India's traditional medicine methods are popular abroad, and Ayurveda, in particular, is a huge draw for tourists travelling to India.
What made Apollo Hospitals take the initiative of opening a 100 % Ayurveda Treatment Centre? What are Apollo’s future plans with regard to this new foray?
Apollo views India’s indigenous systems of medicine as complementary to allopathic practices. In keeping with this view, we have pioneered Rehabilitation and Rejuvenation Centres, besides advocating the concept of ‘wellness’ as an absolute pre-requisite to preventing disease and promoting health.
Also in keeping with our view to provide holistic care for improved quality of life, we set up an Ayurveda centre that provides outpatient consultation and treatment therapies for a range of conditions. The centre offers treatment therapies for rejuvenation, stress management, obesity etc.
Can holistic medicine be incorporated in mainstream healthcare?
Indigenous systems of healthcare have always had an important role to play in our country. The government too has openly acknowledged this, and talked about their integration with mainstream medicine as envisaged in the National Health Policy of 2002 and the National Rural Health Mission of 2005.
Do you think that incorporation of Ayurveda into the mainstream science would give an edge to India over other Asian countries in the Medical Tourism sector?
India has always healed the world, right from the days of Charaka and Sushruta. India’s traditional medicine methods are popular abroad, and Ayurveda, in particular, is a huge draw for tourists travelling to India. The Medical Tourism industry, which initially operated on similar lines, catered to the demand for the holistic treatment of the mind and the body.
Today, as the Indian healthcare industry is coming into its own on the strength of its value proposition in terms of the global quality of care at about a fraction of the cost, we have begun to attract a sizeable number of foreigners who seek our healthcare services for elective surgeries. But the concept of providing uniquely Indian value addition, in the form of the rejuvenation and therapeutic power of Ayurveda, remains valid yet small.
What synergies do you see between Ayurveda and mainstream medicine?
There has been very little work dedicated to research in this area.
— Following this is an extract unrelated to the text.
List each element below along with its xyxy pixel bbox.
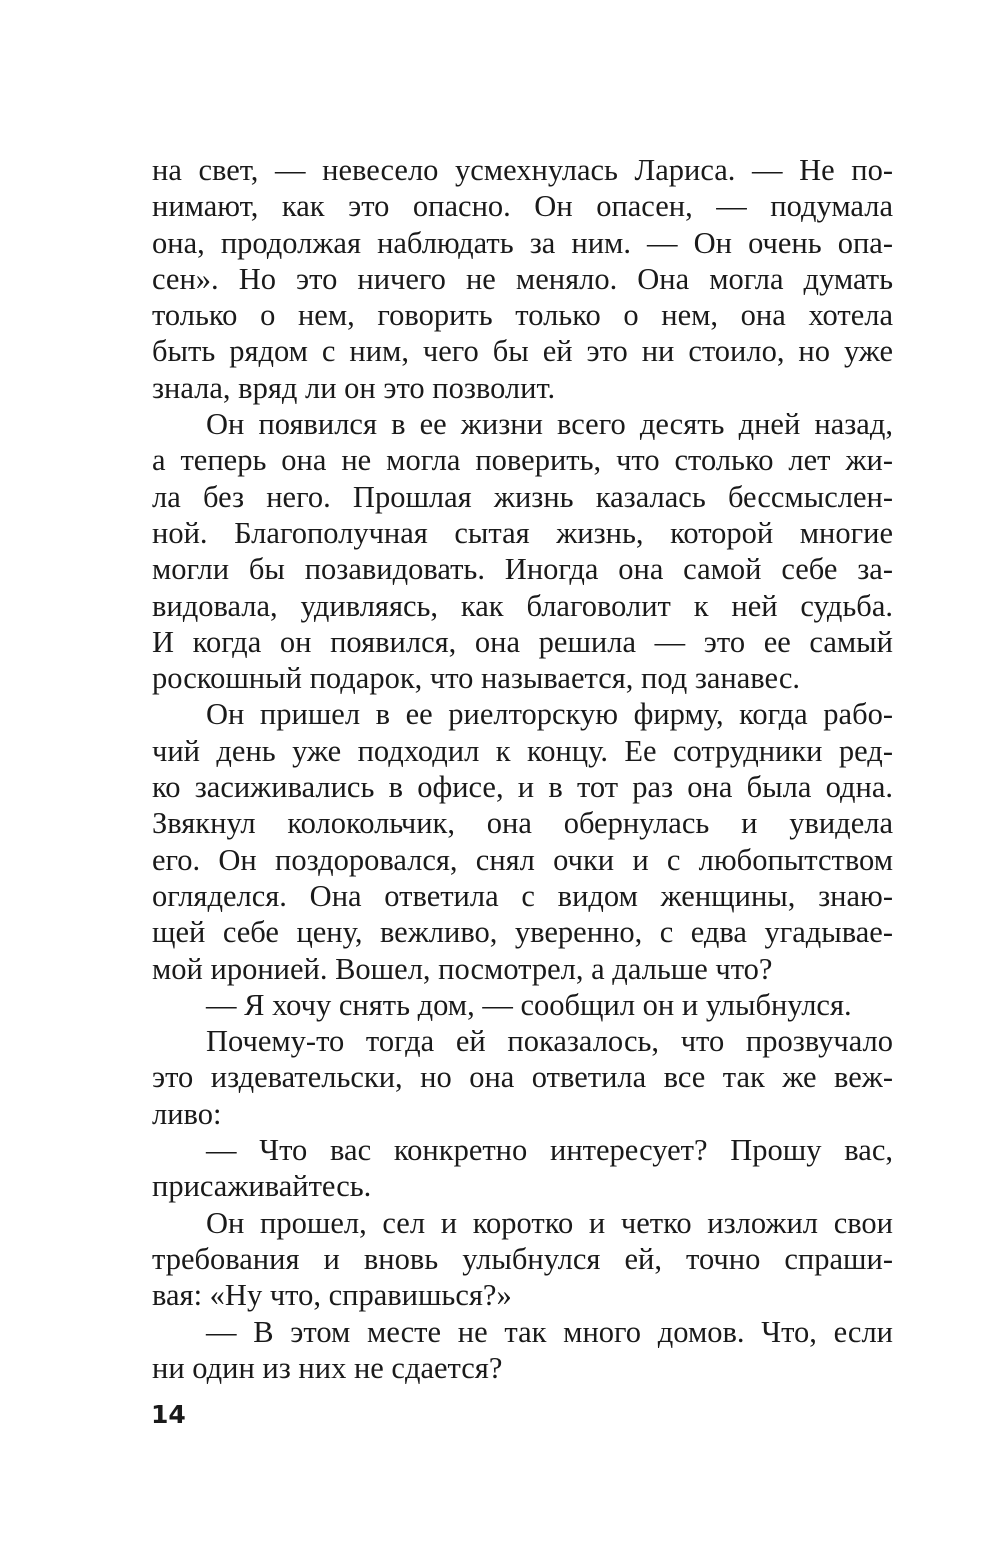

Apollo has plans to use the auspices of its AHERF (Apollo Hospitals Education and Research Foundation) to look into the possibilities of some groundwork in this area, especially in the realm of chronic conditions.
Also, Medvarsity, Apollo’s distance education platform, already runs a one year online programme in Holistic Healthcare as a fellowship for graduates in any discipline of medicine, including MBBS. The emphasis of the programme is on eliminating the cause of disease, rather than treating its symptoms alone. The doctor-students taking the course are presented a wide array of therapies for treating disease and creating optimal health. They learn the scope of holistic medicine, in making it an essential part of the medicine of the new millennium.